The boss of Mercedes-Benz owner Daimler admitted it was playing "catch-up" in China but is optimistic for the future. Mercedes' second-quarter unit sales saw 34 percent year-over-year growth in China.
"Our products pipeline is full, people are extremely excited about our new product but there is more to come…so we are really optimistic for the remainder of the year and next year as well," Dieter Zetsche, Daimler CEO told CNBC.
Automakers with a broad product portfolio seem to be faring best, with the Porsche boss adding that while sales of its Panamera model remain weak in China due to the slowing premium segment, its Cayenne model is selling better, adding that the company has reduced its growth outlook in the company slightly.
"We are strong, we can grow…but we have reduced a little bit the growth for the future," Matthias Müller, CEO of Porsche, told CNBC.
The SUV market got some new entrants at the Frankfurt Motor Show with the likes of Bentley, Jaguar and SEAT unveiling new models.
It's one of the fastest-growing auto segments that a number of carmakers are betting on with an increasing number of luxury players jumping into the space. Bentley unveiled its first SUV called Bentayga and Jaguar showed off its inaugural SUV called the F-Pace.
"It's a very luxury, very sporty, very dynamic, with very good drivability…and the first Jaguar ever in this kind of segment but taking the DNA of Jaguar," Speth told CNBC.
SEAT also released a new model called the Seat Leon Cross Sport Show Car – a cross between SUV and coupe.
"The SEAT brand is defined actually as a design-orientated young brand with great quality and great functionality…we are coming not as the first ones but actually as the first with a SEAT DNA," the company's CEO Jürgen Stackmann, told CNBC in an interview.
Electric cars are also a hot topic at Frankfurt with continued government pressure around the world to cut down carbon emissions.

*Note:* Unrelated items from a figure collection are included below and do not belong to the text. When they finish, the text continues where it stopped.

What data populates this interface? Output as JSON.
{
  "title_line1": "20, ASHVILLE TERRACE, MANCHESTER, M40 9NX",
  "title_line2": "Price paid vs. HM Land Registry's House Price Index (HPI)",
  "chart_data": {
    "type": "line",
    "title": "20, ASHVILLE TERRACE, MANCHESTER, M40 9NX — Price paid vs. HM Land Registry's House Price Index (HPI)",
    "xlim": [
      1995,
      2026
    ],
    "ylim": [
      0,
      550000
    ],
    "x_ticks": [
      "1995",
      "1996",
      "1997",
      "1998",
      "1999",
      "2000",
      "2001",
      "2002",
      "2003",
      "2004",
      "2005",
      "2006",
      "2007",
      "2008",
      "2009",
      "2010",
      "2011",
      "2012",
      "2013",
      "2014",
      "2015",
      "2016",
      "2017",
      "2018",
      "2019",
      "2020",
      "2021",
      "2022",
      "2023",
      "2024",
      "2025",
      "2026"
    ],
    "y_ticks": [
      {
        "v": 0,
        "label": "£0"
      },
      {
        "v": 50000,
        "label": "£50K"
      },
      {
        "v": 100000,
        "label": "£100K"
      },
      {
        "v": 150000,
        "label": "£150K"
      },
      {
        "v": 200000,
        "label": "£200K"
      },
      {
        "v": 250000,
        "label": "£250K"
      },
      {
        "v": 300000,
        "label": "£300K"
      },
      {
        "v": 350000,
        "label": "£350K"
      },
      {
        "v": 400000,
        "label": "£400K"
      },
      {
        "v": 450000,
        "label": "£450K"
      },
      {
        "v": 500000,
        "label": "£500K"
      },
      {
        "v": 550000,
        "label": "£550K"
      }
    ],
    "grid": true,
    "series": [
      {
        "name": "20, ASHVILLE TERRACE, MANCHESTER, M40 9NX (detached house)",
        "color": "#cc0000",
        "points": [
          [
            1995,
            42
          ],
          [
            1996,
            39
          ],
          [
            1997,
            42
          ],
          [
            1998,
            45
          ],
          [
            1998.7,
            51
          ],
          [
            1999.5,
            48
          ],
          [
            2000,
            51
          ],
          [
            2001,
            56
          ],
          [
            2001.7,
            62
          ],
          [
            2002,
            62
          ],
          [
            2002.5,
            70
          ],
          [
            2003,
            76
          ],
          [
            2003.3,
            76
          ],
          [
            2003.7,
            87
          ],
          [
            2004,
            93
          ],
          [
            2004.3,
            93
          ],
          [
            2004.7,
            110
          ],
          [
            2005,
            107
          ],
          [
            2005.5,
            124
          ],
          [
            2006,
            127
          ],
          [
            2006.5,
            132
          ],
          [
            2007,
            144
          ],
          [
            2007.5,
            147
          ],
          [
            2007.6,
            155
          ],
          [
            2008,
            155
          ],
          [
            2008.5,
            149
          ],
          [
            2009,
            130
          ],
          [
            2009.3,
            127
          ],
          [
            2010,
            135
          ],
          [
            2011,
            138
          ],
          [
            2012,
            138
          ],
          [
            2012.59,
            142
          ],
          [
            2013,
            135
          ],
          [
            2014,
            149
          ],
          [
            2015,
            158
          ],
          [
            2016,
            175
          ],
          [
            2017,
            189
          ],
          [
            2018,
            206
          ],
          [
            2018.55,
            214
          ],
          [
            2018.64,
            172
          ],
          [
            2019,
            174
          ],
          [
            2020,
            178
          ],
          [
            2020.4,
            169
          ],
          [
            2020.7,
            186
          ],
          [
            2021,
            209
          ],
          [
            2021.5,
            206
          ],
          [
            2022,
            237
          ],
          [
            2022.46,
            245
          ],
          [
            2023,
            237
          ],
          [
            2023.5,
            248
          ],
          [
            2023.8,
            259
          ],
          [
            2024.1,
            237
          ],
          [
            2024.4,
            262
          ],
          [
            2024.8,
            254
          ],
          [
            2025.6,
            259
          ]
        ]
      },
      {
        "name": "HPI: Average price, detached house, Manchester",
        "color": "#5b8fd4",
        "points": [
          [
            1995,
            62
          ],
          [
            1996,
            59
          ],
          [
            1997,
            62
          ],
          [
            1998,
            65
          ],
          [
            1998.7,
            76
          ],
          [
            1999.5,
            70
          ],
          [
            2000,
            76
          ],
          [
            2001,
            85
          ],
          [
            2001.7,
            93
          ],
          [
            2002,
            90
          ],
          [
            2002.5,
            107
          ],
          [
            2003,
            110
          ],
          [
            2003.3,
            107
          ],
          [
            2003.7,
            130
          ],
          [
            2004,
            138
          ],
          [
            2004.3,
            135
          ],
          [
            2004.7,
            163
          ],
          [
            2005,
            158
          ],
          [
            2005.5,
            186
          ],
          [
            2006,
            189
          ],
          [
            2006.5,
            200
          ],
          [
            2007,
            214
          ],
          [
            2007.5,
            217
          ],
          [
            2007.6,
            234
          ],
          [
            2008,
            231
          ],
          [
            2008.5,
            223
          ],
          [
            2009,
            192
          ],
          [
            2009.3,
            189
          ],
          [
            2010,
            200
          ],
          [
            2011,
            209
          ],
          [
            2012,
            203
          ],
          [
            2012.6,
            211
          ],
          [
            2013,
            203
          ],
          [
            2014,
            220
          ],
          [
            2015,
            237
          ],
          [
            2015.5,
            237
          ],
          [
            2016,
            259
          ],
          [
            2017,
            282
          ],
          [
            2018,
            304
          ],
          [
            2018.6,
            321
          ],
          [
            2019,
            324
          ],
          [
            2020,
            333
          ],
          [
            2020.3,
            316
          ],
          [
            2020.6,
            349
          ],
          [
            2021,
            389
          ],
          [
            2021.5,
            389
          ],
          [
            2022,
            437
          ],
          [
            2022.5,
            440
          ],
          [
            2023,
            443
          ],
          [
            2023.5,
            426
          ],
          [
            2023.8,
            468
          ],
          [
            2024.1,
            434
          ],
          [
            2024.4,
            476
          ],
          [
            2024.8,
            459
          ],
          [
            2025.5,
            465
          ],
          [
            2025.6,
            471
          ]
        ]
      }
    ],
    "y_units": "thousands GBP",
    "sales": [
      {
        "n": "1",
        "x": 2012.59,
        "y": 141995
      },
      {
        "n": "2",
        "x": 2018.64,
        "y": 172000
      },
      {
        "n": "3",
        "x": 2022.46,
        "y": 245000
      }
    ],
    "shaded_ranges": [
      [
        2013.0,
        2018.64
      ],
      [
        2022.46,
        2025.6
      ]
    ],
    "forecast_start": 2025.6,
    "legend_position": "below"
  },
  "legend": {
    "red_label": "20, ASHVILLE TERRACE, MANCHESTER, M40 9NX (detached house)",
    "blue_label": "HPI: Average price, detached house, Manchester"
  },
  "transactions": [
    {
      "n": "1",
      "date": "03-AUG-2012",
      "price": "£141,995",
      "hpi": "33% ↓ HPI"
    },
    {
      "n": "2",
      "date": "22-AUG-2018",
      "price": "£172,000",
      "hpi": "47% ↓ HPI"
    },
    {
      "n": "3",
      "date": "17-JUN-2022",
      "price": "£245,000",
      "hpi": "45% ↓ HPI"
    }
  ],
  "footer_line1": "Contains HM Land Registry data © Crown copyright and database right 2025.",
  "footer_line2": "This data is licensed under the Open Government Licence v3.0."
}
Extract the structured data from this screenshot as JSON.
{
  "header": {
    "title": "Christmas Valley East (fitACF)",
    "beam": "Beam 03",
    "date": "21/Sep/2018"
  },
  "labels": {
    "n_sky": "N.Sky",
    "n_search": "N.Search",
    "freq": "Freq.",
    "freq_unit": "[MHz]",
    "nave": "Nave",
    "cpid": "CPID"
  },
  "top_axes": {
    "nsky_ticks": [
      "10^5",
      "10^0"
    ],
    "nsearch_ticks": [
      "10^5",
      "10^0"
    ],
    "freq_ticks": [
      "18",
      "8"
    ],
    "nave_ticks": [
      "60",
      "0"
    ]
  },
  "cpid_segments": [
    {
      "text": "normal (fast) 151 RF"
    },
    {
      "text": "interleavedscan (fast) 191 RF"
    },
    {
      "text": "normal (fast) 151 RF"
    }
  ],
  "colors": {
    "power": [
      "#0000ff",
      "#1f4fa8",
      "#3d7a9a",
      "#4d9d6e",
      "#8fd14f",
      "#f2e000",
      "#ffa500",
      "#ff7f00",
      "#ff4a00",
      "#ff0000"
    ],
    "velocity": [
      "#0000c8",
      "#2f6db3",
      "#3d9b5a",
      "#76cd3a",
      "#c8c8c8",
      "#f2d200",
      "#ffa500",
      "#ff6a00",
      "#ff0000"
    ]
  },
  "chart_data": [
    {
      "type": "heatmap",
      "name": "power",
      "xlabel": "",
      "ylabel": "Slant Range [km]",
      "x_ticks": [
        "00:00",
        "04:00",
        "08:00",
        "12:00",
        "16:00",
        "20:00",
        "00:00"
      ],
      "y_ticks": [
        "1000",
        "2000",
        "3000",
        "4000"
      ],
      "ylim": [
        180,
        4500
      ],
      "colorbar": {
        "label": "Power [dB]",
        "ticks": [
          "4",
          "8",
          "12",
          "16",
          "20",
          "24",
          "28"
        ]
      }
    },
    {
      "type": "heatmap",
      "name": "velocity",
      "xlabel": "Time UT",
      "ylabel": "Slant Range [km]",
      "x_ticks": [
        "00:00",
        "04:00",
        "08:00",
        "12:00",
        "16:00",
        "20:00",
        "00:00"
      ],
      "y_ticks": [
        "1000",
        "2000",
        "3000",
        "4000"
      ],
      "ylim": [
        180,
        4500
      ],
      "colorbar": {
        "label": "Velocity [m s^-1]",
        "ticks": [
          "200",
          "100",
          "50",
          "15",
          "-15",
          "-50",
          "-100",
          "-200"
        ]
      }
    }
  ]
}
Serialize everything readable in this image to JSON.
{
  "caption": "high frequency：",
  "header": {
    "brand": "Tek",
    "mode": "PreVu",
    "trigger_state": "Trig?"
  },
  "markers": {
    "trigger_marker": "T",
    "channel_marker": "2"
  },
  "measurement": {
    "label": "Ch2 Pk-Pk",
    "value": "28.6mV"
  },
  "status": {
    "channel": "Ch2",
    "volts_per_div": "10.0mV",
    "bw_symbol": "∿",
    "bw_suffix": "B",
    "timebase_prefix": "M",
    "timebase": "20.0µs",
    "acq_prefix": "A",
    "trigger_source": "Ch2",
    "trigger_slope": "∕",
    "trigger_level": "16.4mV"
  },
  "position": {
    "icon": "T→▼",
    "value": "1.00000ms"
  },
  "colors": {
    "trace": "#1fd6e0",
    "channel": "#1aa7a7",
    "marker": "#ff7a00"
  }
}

Despite sales of electric cars are still small, a number of manufacturers have shown of real and concept designs in a bid to challenge the likes of Tesla with luxury offerings. Porsche took the wraps off its Mission E fully electric four-seat sports car that it says can charge in around 15 minutes to 80 battery life.
Müller said it will decide by the end of the year whether to put the concept car into production and said that this car would be "better than everybody in the market".
"We are proud of Tesla as a competitor, we accept that but Porsche always wants to do it better," Müller told CNBC.